Every Tuesday, I do a TTLT — Tuesday Thought Leadership Teardown — for my mailing list. Here’s my latest.
Evidence or expertise alone don’t make your ideas compelling.
You make them compelling.
“You” meaning: your voice. Your style, coupled with a strong argument and point of view.
It’s one of the awful paradoxes research communications faces. Just as research teams get bigger, the world more and more demands authority manifested in personal brands.
AOC. Not IPCC.
Researchers and research-driven organizations can bemoan this sad turn in civic discourse and the erosion of science’s once unquestioned authority.
Or they can start writing, communicating and marketing better. A lot better.
Add voice to evidence — the evidence of research, and a researcher’s hard-won expertise — and you’re hittin’ it hard from the yard.
Take away voice, and you have…well, most of The Conversation, or The New York Times’ new feature “Studies Show.”
If you’ve been on this list for more than two weeks, you’ll know that I’ve been waiting a long time for something like “Studies Show” — an elite media feature invented to tell people what the body of research says on personal health and nutrition questions. To move beyond the confusing new-study-by-new-study drip method of science communication and give us the bigger picture of what the literature actually says.
In fact, I read writer Kim Tingley’s intro to the first “Studies Show” (published last week) with the kind of thrilled disbelief I usually reserve for one of my native Milwaukee sports teams having a once-in-a-three-decades turn of success (go Bucks!):
Sorting through the latest research on how to optimize your well-being is a constant and confounding feature of modern life. A scientific study becomes a press release becomes a news alert, shedding context at each stage. Often, it’s a steady stream of resulting headlines that seem to contradict one another, which makes it easy to justify ignoring them. “There’s so much information on chocolate, coffee, alcohol,” says Nicholas Steneck, a former consultant to the Office of Research Integrity for the U.S. Department of Health and Human Services. “You basically believe what you want to believe unless people are dropping dead all over the place.”
Scientific studies are written primarily for other scientists. But to make informed decisions, members of the general public have to engage with them, too. Does our current method of doing so — study by study, conclusion by conclusion — make us more informed as readers or simply more mistrustful? As Steneck asks: “If we turn our back on all research results, how do we make decisions? How do you know what research to trust?” It’s a question this new monthly column aims to explore: What can, and can’t, studies tell us when it comes to our health?
Be still, hopeful heart.
So why am I both really disappointed and still interested in “Studies Show”?
Because it turns out to be really boring — boring in a structural way that we in research comms need to pay attention to.

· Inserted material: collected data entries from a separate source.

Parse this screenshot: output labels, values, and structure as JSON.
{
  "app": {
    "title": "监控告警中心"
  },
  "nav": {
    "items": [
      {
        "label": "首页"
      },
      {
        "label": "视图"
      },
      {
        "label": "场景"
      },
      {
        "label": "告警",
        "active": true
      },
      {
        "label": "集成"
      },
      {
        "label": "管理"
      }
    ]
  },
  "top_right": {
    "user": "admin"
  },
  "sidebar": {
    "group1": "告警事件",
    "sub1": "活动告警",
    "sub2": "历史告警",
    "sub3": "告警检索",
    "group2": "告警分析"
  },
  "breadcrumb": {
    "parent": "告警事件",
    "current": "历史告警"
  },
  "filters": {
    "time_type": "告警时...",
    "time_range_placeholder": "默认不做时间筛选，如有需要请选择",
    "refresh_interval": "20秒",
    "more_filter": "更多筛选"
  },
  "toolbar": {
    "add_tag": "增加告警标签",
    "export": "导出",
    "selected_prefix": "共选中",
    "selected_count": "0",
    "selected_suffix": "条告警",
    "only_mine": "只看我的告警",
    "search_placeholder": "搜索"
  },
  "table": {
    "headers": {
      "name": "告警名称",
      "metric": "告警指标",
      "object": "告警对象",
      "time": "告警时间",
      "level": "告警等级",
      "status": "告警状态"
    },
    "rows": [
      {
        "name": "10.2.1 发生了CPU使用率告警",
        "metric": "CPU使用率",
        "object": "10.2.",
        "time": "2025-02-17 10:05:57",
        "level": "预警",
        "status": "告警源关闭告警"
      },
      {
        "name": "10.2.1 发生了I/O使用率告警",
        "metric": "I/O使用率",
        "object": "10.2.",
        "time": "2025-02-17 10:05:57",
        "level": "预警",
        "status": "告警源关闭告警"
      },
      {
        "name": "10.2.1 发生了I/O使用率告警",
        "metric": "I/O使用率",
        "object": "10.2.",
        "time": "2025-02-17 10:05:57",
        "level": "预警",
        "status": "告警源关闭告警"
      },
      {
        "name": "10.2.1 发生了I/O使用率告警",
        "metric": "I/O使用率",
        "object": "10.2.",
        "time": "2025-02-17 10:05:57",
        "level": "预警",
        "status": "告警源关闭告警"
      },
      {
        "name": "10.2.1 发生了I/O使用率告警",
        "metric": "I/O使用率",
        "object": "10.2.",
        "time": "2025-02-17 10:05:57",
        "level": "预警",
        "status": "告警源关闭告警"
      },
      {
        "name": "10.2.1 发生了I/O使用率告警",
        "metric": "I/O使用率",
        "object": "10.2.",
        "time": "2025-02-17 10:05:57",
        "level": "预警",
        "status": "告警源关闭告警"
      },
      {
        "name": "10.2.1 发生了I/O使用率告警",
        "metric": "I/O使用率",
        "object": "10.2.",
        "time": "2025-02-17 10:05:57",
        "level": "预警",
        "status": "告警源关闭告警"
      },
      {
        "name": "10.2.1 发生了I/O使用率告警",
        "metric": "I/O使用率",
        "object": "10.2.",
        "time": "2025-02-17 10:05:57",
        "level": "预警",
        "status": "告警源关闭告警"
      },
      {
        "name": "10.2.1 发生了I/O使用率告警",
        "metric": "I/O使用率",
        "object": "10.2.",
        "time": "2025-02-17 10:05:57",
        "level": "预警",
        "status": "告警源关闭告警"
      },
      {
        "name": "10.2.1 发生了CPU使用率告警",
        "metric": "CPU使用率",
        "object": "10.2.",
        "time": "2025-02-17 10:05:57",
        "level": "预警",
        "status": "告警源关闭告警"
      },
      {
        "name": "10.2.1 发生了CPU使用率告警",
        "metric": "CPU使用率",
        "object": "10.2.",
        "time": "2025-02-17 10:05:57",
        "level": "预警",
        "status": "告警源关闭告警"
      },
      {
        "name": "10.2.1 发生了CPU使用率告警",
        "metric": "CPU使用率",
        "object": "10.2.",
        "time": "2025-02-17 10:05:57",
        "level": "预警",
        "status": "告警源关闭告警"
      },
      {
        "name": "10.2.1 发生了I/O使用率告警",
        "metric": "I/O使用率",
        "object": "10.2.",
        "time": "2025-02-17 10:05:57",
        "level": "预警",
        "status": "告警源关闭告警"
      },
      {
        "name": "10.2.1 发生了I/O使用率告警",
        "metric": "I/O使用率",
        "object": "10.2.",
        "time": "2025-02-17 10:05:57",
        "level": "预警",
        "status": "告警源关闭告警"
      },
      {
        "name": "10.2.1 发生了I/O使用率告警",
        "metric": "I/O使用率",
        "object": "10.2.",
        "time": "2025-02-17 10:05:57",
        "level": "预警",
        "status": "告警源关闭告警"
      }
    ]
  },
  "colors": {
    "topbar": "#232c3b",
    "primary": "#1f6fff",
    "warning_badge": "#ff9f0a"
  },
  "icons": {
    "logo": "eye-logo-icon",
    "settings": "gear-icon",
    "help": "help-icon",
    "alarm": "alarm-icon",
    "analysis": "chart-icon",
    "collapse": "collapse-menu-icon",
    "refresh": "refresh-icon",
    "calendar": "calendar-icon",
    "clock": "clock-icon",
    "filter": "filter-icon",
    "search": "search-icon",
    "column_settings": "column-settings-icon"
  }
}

Specifically: The first installment of “Studies Show” is an explainer run amok.
It details the development of a body of knowledge — what we know and don’t know about the risks of alcohol use — and all the caveats therein, with a focus on a recent Lancet study that concluded any level of drinking alcohol is unsafe.
It’s all explanation, no authority.
To make it to the end of this piece, you have to have just had a Venti Iced Mocha or be really really interested in methodology. (The second of which, I assure you, most people are not.)
Researcher Aaron Carroll did this piece a few months ago (interestingly, for The New York Times), and it was so much better. I’ve written about Carroll before. I’ve also written about this specific Carroll piece.
But what is it that makes Carroll’s piece so much more compelling?
He knows exactly what he wants to do (use his expertise to help people) and exactly the way he can best do that (by writing plainly, with gloves off).
So his piece isn’t just explanatory. It has a strong point of view (about the limitations of meta-analyses; about how real people living their lives should interpret the conclusions of alcohol studies; about how scientists need different research tacks to give people better answers about how harmful low levels of alcohol consumption actually are).
Which makes it authoritative.
Which makes it thought leadership, not just science journalism.
Here’e research thought leadership — here’s voice:
Food is not medicine. Neither is alcohol. Alcoholism is terrible. There’s a balance, and we could spend lifetimes arguing over where the line is for many people. The truth is we just don’t know. If these studies are intended to drive population-level policy, we should use them as such, to argue that we might want to push people to be wary of overconsumption.
Too many people interpret them individually, however, with panic-inducing results.
There’s so much good journalism colonizing research thought leadership — publishing verticals like Vox’s Future Perfect, Axios, Atlantic Media’s City Lab, much of FiveThirtyEight — that I haven’t given up yet on “Studies Show.”
But its debut reveals the secret to the genre. Not more explanation. More authority. More voice.
Takeaway: Explaining isn’t enough. Develop a voice. Which is done by publishing, speaking and otherwise putting out content; paying attention to others who already do; and receiving expert guidance from professionals who understand narrative and audience.